The situation in Baghdad continues to worsen. While civilian deaths have decreased since the president’s ’surge,’ the price of that decrease has been a dramatic increase in the deaths of U.S. soldiers. It only makes sense that sending more soldiers to a deadly battle zone will increase the number of them who die there.
In June of 2006, Vice President Dick Cheney made his bizarre comment that the insurgency (the Bush Administration’s term for Iraqis fighting a conquering and occupying force) was in it’s ‘last throes.’ This from the man who predicated prior to the invasion of Iraq that Americans would be welcomed as heroes and who, six months after the invasion, as resistance to the American occupation grew, stated that his earlier prediction had been correct. One might wonder, then, if the ‘insurgency’ was indeed in it’s ‘last throes’ in June of 2006, why Mr. Bush felt it necessary to increase the number of soldiers by 30,000 at the start of 2007, and why April, May and June of this year was the deadliest three-month period for Americans since the invasion.
And still Mr. Bush chants his worn out mantra of supporting the troops. One might ask him if supporting the troops means sending them into an unnecessary and unwinnable war. Or if it means extending the time in which they are in mortal danger. Or if it means dumping injured soldiers into a vermin-infested hospital in the nation’s capital. Possibly it means not providing them with adequate body and vehicle armor. Or maybe it means dishonorably discharging them if they dare to exercise their Constitutionally-guaranteed right to free speech and use it to speak out against the war.
There is, of course, another view on what it means to support the troops.
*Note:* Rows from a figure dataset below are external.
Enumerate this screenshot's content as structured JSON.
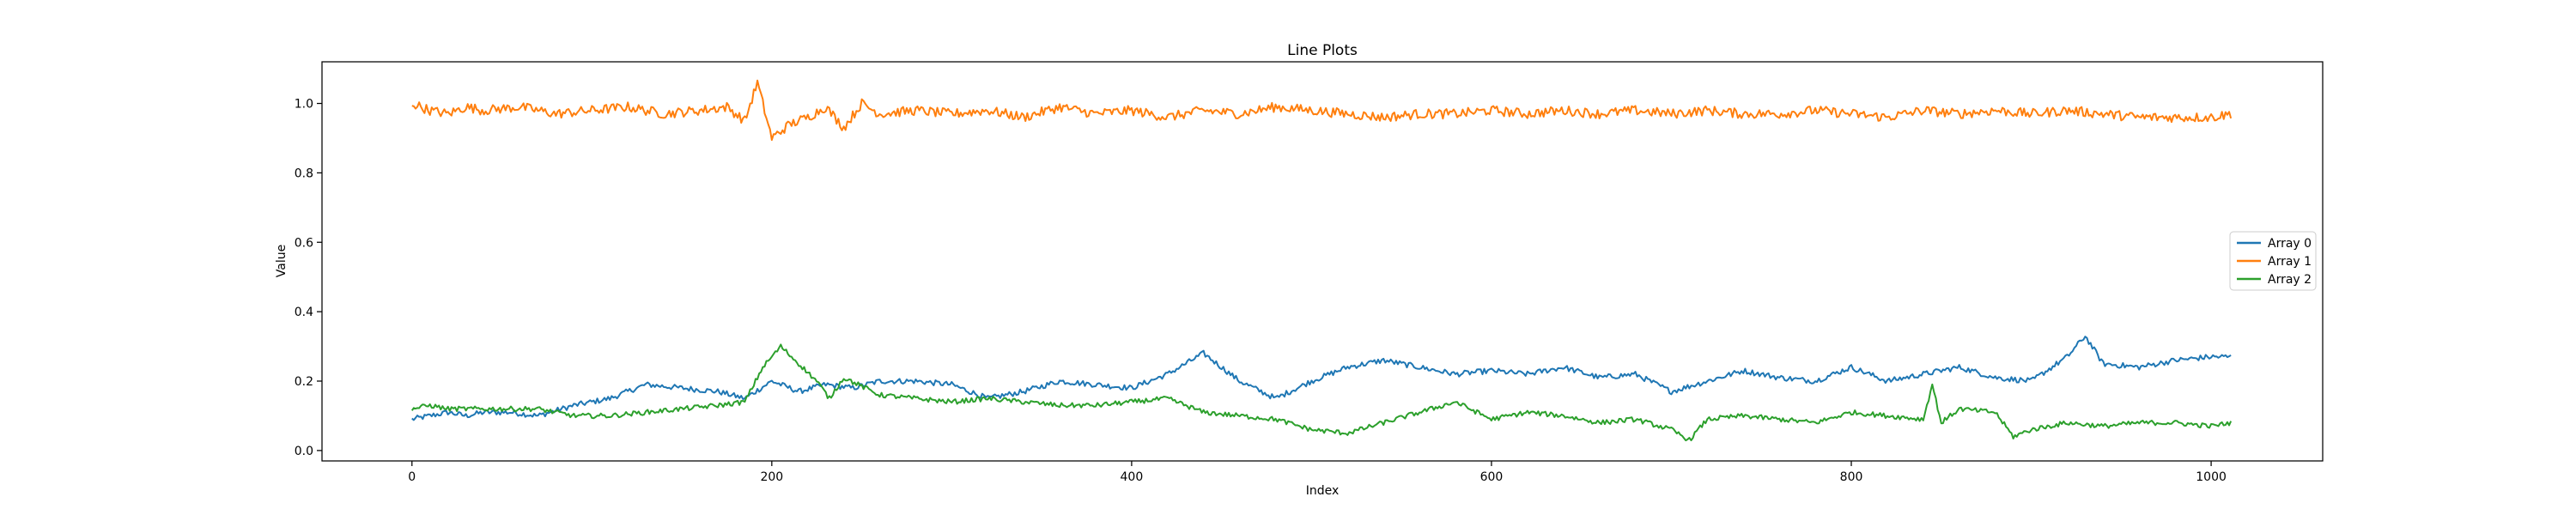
{
  "chart_data": {
    "type": "line",
    "title": "Line Plots",
    "xlabel": "Index",
    "ylabel": "Value",
    "xlim": [
      -50,
      1062
    ],
    "ylim": [
      -0.03,
      1.12
    ],
    "xticks": [
      0,
      200,
      400,
      600,
      800,
      1000
    ],
    "yticks": [
      0.0,
      0.2,
      0.4,
      0.6,
      0.8,
      1.0
    ],
    "xtick_labels": [
      "0",
      "200",
      "400",
      "600",
      "800",
      "1000"
    ],
    "ytick_labels": [
      "0.0",
      "0.2",
      "0.4",
      "0.6",
      "0.8",
      "1.0"
    ],
    "grid": false,
    "legend_position": "right",
    "n_points": 1012,
    "series": [
      {
        "name": "Array 0",
        "color": "#1f77b4",
        "x": [
          0,
          10,
          20,
          30,
          40,
          55,
          70,
          90,
          110,
          130,
          150,
          170,
          185,
          200,
          215,
          230,
          245,
          260,
          280,
          300,
          320,
          340,
          360,
          380,
          400,
          420,
          440,
          460,
          480,
          500,
          520,
          540,
          560,
          580,
          600,
          620,
          640,
          660,
          680,
          700,
          720,
          740,
          760,
          780,
          800,
          820,
          840,
          860,
          880,
          900,
          920,
          930,
          940,
          960,
          980,
          1000,
          1011
        ],
        "values": [
          0.09,
          0.1,
          0.11,
          0.1,
          0.11,
          0.11,
          0.1,
          0.13,
          0.15,
          0.19,
          0.18,
          0.17,
          0.15,
          0.2,
          0.17,
          0.19,
          0.18,
          0.2,
          0.2,
          0.19,
          0.15,
          0.17,
          0.2,
          0.19,
          0.18,
          0.22,
          0.28,
          0.2,
          0.15,
          0.2,
          0.24,
          0.26,
          0.24,
          0.22,
          0.23,
          0.22,
          0.24,
          0.21,
          0.22,
          0.17,
          0.2,
          0.23,
          0.21,
          0.2,
          0.24,
          0.2,
          0.22,
          0.24,
          0.21,
          0.2,
          0.27,
          0.33,
          0.25,
          0.24,
          0.26,
          0.27,
          0.27
        ]
      },
      {
        "name": "Array 1",
        "color": "#ff7f0e",
        "x": [
          0,
          10,
          20,
          30,
          40,
          60,
          80,
          100,
          120,
          140,
          160,
          175,
          185,
          192,
          200,
          210,
          220,
          230,
          240,
          250,
          260,
          280,
          300,
          320,
          340,
          360,
          380,
          400,
          420,
          440,
          460,
          480,
          500,
          520,
          540,
          560,
          580,
          600,
          620,
          640,
          660,
          680,
          700,
          720,
          740,
          760,
          780,
          800,
          820,
          840,
          860,
          880,
          900,
          920,
          940,
          960,
          980,
          1000,
          1011
        ],
        "values": [
          1.0,
          0.98,
          0.97,
          0.99,
          0.98,
          0.99,
          0.97,
          0.98,
          0.99,
          0.97,
          0.98,
          0.99,
          0.95,
          1.06,
          0.9,
          0.94,
          0.96,
          0.99,
          0.93,
          1.0,
          0.97,
          0.98,
          0.97,
          0.98,
          0.96,
          0.99,
          0.97,
          0.98,
          0.96,
          0.98,
          0.97,
          0.99,
          0.98,
          0.97,
          0.96,
          0.97,
          0.97,
          0.98,
          0.97,
          0.98,
          0.97,
          0.98,
          0.97,
          0.98,
          0.97,
          0.97,
          0.98,
          0.97,
          0.96,
          0.98,
          0.97,
          0.98,
          0.97,
          0.98,
          0.97,
          0.96,
          0.96,
          0.96,
          0.97
        ]
      },
      {
        "name": "Array 2",
        "color": "#2ca02c",
        "x": [
          0,
          10,
          20,
          30,
          50,
          70,
          90,
          110,
          130,
          150,
          170,
          185,
          195,
          205,
          215,
          225,
          232,
          240,
          260,
          280,
          300,
          320,
          340,
          360,
          380,
          400,
          420,
          440,
          460,
          480,
          500,
          520,
          540,
          560,
          580,
          600,
          620,
          640,
          660,
          680,
          700,
          710,
          720,
          740,
          760,
          780,
          800,
          820,
          840,
          845,
          850,
          860,
          880,
          890,
          900,
          920,
          940,
          960,
          980,
          1000,
          1011
        ],
        "values": [
          0.12,
          0.13,
          0.12,
          0.12,
          0.12,
          0.12,
          0.1,
          0.1,
          0.11,
          0.12,
          0.13,
          0.14,
          0.24,
          0.3,
          0.25,
          0.2,
          0.15,
          0.21,
          0.16,
          0.15,
          0.14,
          0.15,
          0.14,
          0.13,
          0.13,
          0.14,
          0.15,
          0.11,
          0.1,
          0.09,
          0.06,
          0.05,
          0.08,
          0.11,
          0.14,
          0.09,
          0.11,
          0.1,
          0.08,
          0.09,
          0.06,
          0.03,
          0.09,
          0.1,
          0.09,
          0.08,
          0.11,
          0.1,
          0.09,
          0.19,
          0.08,
          0.12,
          0.11,
          0.04,
          0.06,
          0.08,
          0.07,
          0.08,
          0.08,
          0.07,
          0.08
        ]
      }
    ]
  }
}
This view holds that supporting the troops means assuring that the government will only put their lives at risk when all other avenues have been completely exhausted. It believes that if after all other methods to achieve peace have been exhausted and war is deemed unavoidable, soldiers will have everything possible – body and vehicle armor, competent leadership, etc. - to keep them as safe as possible in a mortally dangerous war zone. This alternate view further believes that while war is underway, all possible diplomatic avenues will be pursued to resolve the differences that led to war and minimize its length. It believes that all commitments made to soldiers, such as the length of time they will be required to serve, will be strictly maintained. This view holds that injured soldiers will have the best possible medical and rehabilitative care the world can offer.
This opinion of supporting the troops also holds that should conditions in a country make clear that the soldiers’ presence is in fact prolonging and worsening the war, they will be removed from the war zone as quickly as is safely possible.
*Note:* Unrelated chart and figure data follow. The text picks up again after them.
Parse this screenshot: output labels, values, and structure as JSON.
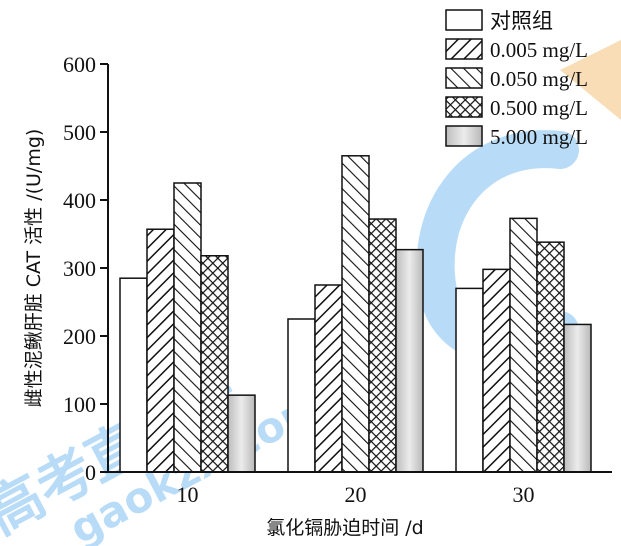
{
  "chart_data": {
    "type": "bar",
    "categories": [
      "10",
      "20",
      "30"
    ],
    "series": [
      {
        "name": "对照组",
        "values": [
          285,
          225,
          270
        ],
        "pattern": "blank"
      },
      {
        "name": "0.005 mg/L",
        "values": [
          357,
          275,
          298
        ],
        "pattern": "forward-hatch"
      },
      {
        "name": "0.050 mg/L",
        "values": [
          425,
          465,
          373
        ],
        "pattern": "back-hatch"
      },
      {
        "name": "0.500 mg/L",
        "values": [
          318,
          372,
          338
        ],
        "pattern": "crosshatch"
      },
      {
        "name": "5.000 mg/L",
        "values": [
          113,
          327,
          217
        ],
        "pattern": "gray-gradient"
      }
    ],
    "xlabel": "氯化镉胁迫时间 /d",
    "ylabel": "雌性泥鳅肝脏 CAT 活性 /(U/mg)",
    "ylim": [
      0,
      600
    ],
    "yticks": [
      0,
      100,
      200,
      300,
      400,
      500,
      600
    ],
    "legend_position": "top-right",
    "grid": false
  },
  "watermark": {
    "text_cn": "高考直通车",
    "text_url": "gaokzx.com",
    "color": "#7fbff0"
  }
}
It is beyond puzzling that Mr. Bush & Co. have successfully convinced many members of Congress that ‘supporting the troops’ means prolonging the war in which they face constant, life-threatening danger. But since he has done so, it is the role of the American citizen to make clear to Congress that this convoluted definition is not acceptable. Congress must act to bring U.S. soldiers home, and it is only the pressure of the American voter that will induce it to do so.
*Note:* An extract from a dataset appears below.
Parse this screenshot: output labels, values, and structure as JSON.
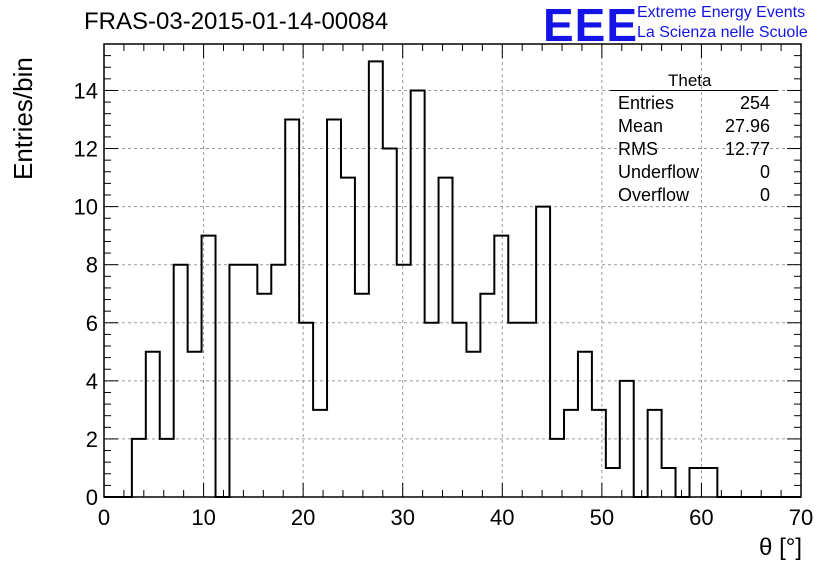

In the November 2006 elections, Congress received its mandate. The message was clear; America had tired of the war and elected a Congress that promised to end it. Yet Congress reneged on its commitment, leaving voters angry and frustrated and soldiers unnecessarily in harm’s way.
The 2008 elections are still sixteen months away, and that is too long to allow this travesty to continue. Citizens must write letters, send emails and faxes, telephone and visit their representatives to tell them to bring American soldiers home. They must take to the streets in large numbers, to assure that their voices are heard. And they cannot rest until the American soldiers are home, and the Iraqi people are left to resolve their own problems without the interference of America’s violent imperialistic designs.